Ramadan Tanpa Junnah, Maksiat Tak Pernah Punah

Oleh:
apt. Rahma
(Praktisi Kesehatan)

Terasjabar.co – Datangnya bulan suci Ramadan, membuat banyak daerah di Indonesia yang mengatur jam operasional tempat hiburan untuk menghormati umat Muslim yang tengah berpuasa. Namun, kebijakan ini tidak sepenuhnya mampu menanggulangi praktik kemaksiatan. Beberapa tempat hiburan malam, termasuk karaoke dan diskotek, masih diperbolehkan beroperasi dengan pembatasan tertentu. Hal ini menimbulkan pertanyaan mengenai sejauh mana keberhasilan kebijakan pemerintah dalam membendung kemaksiatan selama bulan Ramadan.

Dilansir dari Metro TV News, Pemerintah Provinsi DKI Jakarta membatasi jam operasional tempat hiburan selama Ramadan, dengan aturan yang memperbolehkan tempat-tempat hiburan tertentu, seperti karaoke dan billiard, untuk tetap buka dengan jam yang dikurangi. Namun, kebijakan ini hanya sebatas pembatasan jam operasional, sementara tempat hiburan tersebut tetap beroperasi selama bulan suci Ramadan (metrotvnews.com, 28/02/2025).

Sementara itu, di Banda Aceh, kebijakan yang dulunya melarang tempat hiburan beroperasi selama Ramadan kini telah dicabut, sebagaimana diwartakan oleh Viva. Hal ini menunjukkan adanya perubahan kebijakan yang memberi ruang bagi kemaksiatan untuk tetap berjalan, meskipun pada bulan yang seharusnya penuh berkah ini (viva.co.id, 27/02/2025).

Kebijakan yang masih membolehkan tempat hiburan beroperasi selama Ramadan dengan hanya membatasi jam operasionalnya saja, mencerminkan prinsip asas kebermanfaatan yang mendominasi kebijakan publik. Walaupun pada satu sisi pemerintah berusaha untuk menghormati umat Islam yang sedang berpuasa, kebijakan ini seolah memisahkan aturan agama dari kehidupan sehari-hari, menjadikan kemaksiatan tetap eksis dan dibenarkan atas dasar alasan ekonomi atau hiburan semata.

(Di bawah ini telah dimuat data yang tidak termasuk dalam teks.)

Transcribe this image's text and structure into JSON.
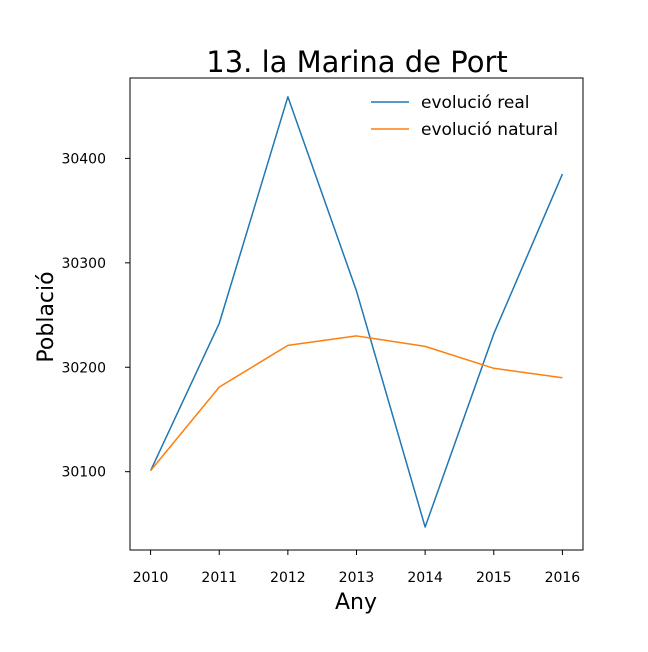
{
  "chart_data": {
    "type": "line",
    "title": "13. la Marina de Port",
    "xlabel": "Any",
    "ylabel": "Població",
    "x": [
      2010,
      2011,
      2012,
      2013,
      2014,
      2015,
      2016
    ],
    "x_tick_labels": [
      "2010",
      "2011",
      "2012",
      "2013",
      "2014",
      "2015",
      "2016"
    ],
    "y_ticks": [
      30100,
      30200,
      30300,
      30400
    ],
    "y_tick_labels": [
      "30100",
      "30200",
      "30300",
      "30400"
    ],
    "ylim": [
      30025,
      30477
    ],
    "xlim": [
      2009.7,
      2016.3
    ],
    "grid": false,
    "legend_position": "top-right",
    "series": [
      {
        "name": "evolució real",
        "color": "#1f77b4",
        "values": [
          30101,
          30242,
          30459,
          30273,
          30047,
          30232,
          30385
        ]
      },
      {
        "name": "evolució natural",
        "color": "#ff7f0e",
        "values": [
          30101,
          30181,
          30221,
          30230,
          30220,
          30199,
          30190
        ]
      }
    ]
  }
}
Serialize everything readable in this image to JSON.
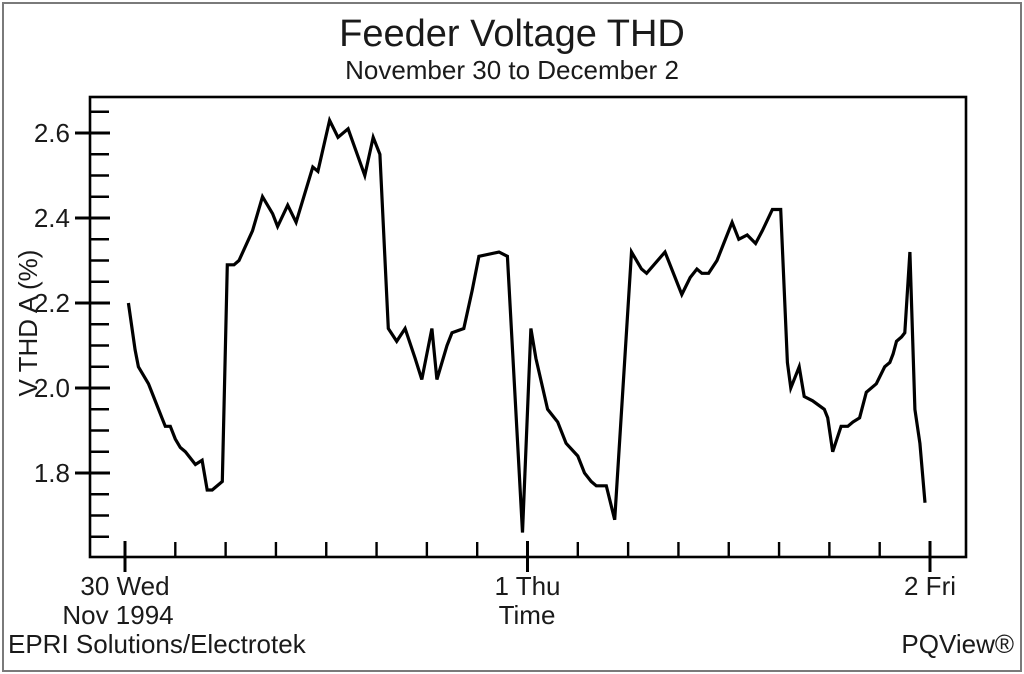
{
  "window": {
    "footer_left": "EPRI Solutions/Electrotek",
    "footer_right": "PQView®"
  },
  "chart_data": {
    "type": "line",
    "title": "Feeder Voltage THD",
    "subtitle": "November 30 to December 2",
    "xlabel": "Time",
    "ylabel": "V THD A (%)",
    "line_color": "#000000",
    "background": "#ffffff",
    "grid": "off",
    "ylim": [
      1.6,
      2.685
    ],
    "xlim_hours": [
      -2.1,
      50.1
    ],
    "y_major_ticks": [
      1.8,
      2.0,
      2.2,
      2.4,
      2.6
    ],
    "y_minor_tick_step": 0.05,
    "x_ticks": [
      {
        "hours": 0,
        "label": "30 Wed",
        "sublabel": "Nov 1994"
      },
      {
        "hours": 24,
        "label": "1 Thu",
        "sublabel": ""
      },
      {
        "hours": 48,
        "label": "2 Fri",
        "sublabel": ""
      }
    ],
    "x_minor_tick_step_hours": 3,
    "x_unit": "hours after 1994-11-30 00:00",
    "series": [
      {
        "name": "V THD A (%)",
        "unit": "%",
        "points": [
          [
            0.2,
            2.2
          ],
          [
            0.6,
            2.09
          ],
          [
            0.8,
            2.05
          ],
          [
            1.4,
            2.01
          ],
          [
            1.7,
            1.98
          ],
          [
            2.2,
            1.93
          ],
          [
            2.4,
            1.91
          ],
          [
            2.7,
            1.91
          ],
          [
            3.0,
            1.88
          ],
          [
            3.3,
            1.86
          ],
          [
            3.6,
            1.85
          ],
          [
            4.2,
            1.82
          ],
          [
            4.6,
            1.83
          ],
          [
            4.9,
            1.76
          ],
          [
            5.2,
            1.76
          ],
          [
            5.8,
            1.78
          ],
          [
            6.1,
            2.29
          ],
          [
            6.5,
            2.29
          ],
          [
            6.8,
            2.3
          ],
          [
            7.6,
            2.37
          ],
          [
            8.2,
            2.45
          ],
          [
            8.8,
            2.41
          ],
          [
            9.1,
            2.38
          ],
          [
            9.7,
            2.43
          ],
          [
            10.2,
            2.39
          ],
          [
            11.2,
            2.52
          ],
          [
            11.5,
            2.51
          ],
          [
            12.2,
            2.63
          ],
          [
            12.7,
            2.59
          ],
          [
            13.3,
            2.61
          ],
          [
            14.3,
            2.5
          ],
          [
            14.8,
            2.59
          ],
          [
            15.2,
            2.55
          ],
          [
            15.7,
            2.14
          ],
          [
            16.2,
            2.11
          ],
          [
            16.7,
            2.14
          ],
          [
            17.3,
            2.07
          ],
          [
            17.7,
            2.02
          ],
          [
            18.3,
            2.14
          ],
          [
            18.6,
            2.02
          ],
          [
            19.2,
            2.1
          ],
          [
            19.5,
            2.13
          ],
          [
            20.2,
            2.14
          ],
          [
            20.7,
            2.23
          ],
          [
            21.1,
            2.31
          ],
          [
            22.3,
            2.32
          ],
          [
            22.8,
            2.31
          ],
          [
            23.7,
            1.66
          ],
          [
            24.2,
            2.14
          ],
          [
            24.5,
            2.07
          ],
          [
            25.2,
            1.95
          ],
          [
            25.8,
            1.92
          ],
          [
            26.3,
            1.87
          ],
          [
            27.0,
            1.84
          ],
          [
            27.4,
            1.8
          ],
          [
            27.8,
            1.78
          ],
          [
            28.1,
            1.77
          ],
          [
            28.7,
            1.77
          ],
          [
            29.2,
            1.69
          ],
          [
            30.2,
            2.32
          ],
          [
            30.8,
            2.28
          ],
          [
            31.1,
            2.27
          ],
          [
            32.2,
            2.32
          ],
          [
            33.2,
            2.22
          ],
          [
            33.7,
            2.26
          ],
          [
            34.1,
            2.28
          ],
          [
            34.4,
            2.27
          ],
          [
            34.8,
            2.27
          ],
          [
            35.3,
            2.3
          ],
          [
            35.7,
            2.34
          ],
          [
            36.2,
            2.39
          ],
          [
            36.6,
            2.35
          ],
          [
            37.1,
            2.36
          ],
          [
            37.6,
            2.34
          ],
          [
            38.0,
            2.37
          ],
          [
            38.6,
            2.42
          ],
          [
            39.1,
            2.42
          ],
          [
            39.5,
            2.06
          ],
          [
            39.7,
            2.0
          ],
          [
            40.2,
            2.05
          ],
          [
            40.5,
            1.98
          ],
          [
            41.0,
            1.97
          ],
          [
            41.7,
            1.95
          ],
          [
            41.9,
            1.93
          ],
          [
            42.2,
            1.85
          ],
          [
            42.7,
            1.91
          ],
          [
            43.1,
            1.91
          ],
          [
            43.4,
            1.92
          ],
          [
            43.8,
            1.93
          ],
          [
            44.2,
            1.99
          ],
          [
            44.8,
            2.01
          ],
          [
            45.3,
            2.05
          ],
          [
            45.6,
            2.06
          ],
          [
            45.8,
            2.08
          ],
          [
            46.0,
            2.11
          ],
          [
            46.3,
            2.12
          ],
          [
            46.5,
            2.13
          ],
          [
            46.8,
            2.32
          ],
          [
            47.1,
            1.95
          ],
          [
            47.4,
            1.87
          ],
          [
            47.7,
            1.73
          ]
        ]
      }
    ]
  }
}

Fakta lain yang mencolok adalah kegagalan sistem pendidikan sekuler dalam membentuk generasi yang sadar akan tanggung jawab moral dan agama. Sebagian besar masyarakat, termasuk para pengelola tempat hiburan, tidak memiliki kesadaran agama yang tinggi dalam menjalankan usaha mereka. Hal ini memperburuk kerusakan disamping ketidakberdayaan negara dalam menanggulangi praktik maksiat yang terjadi.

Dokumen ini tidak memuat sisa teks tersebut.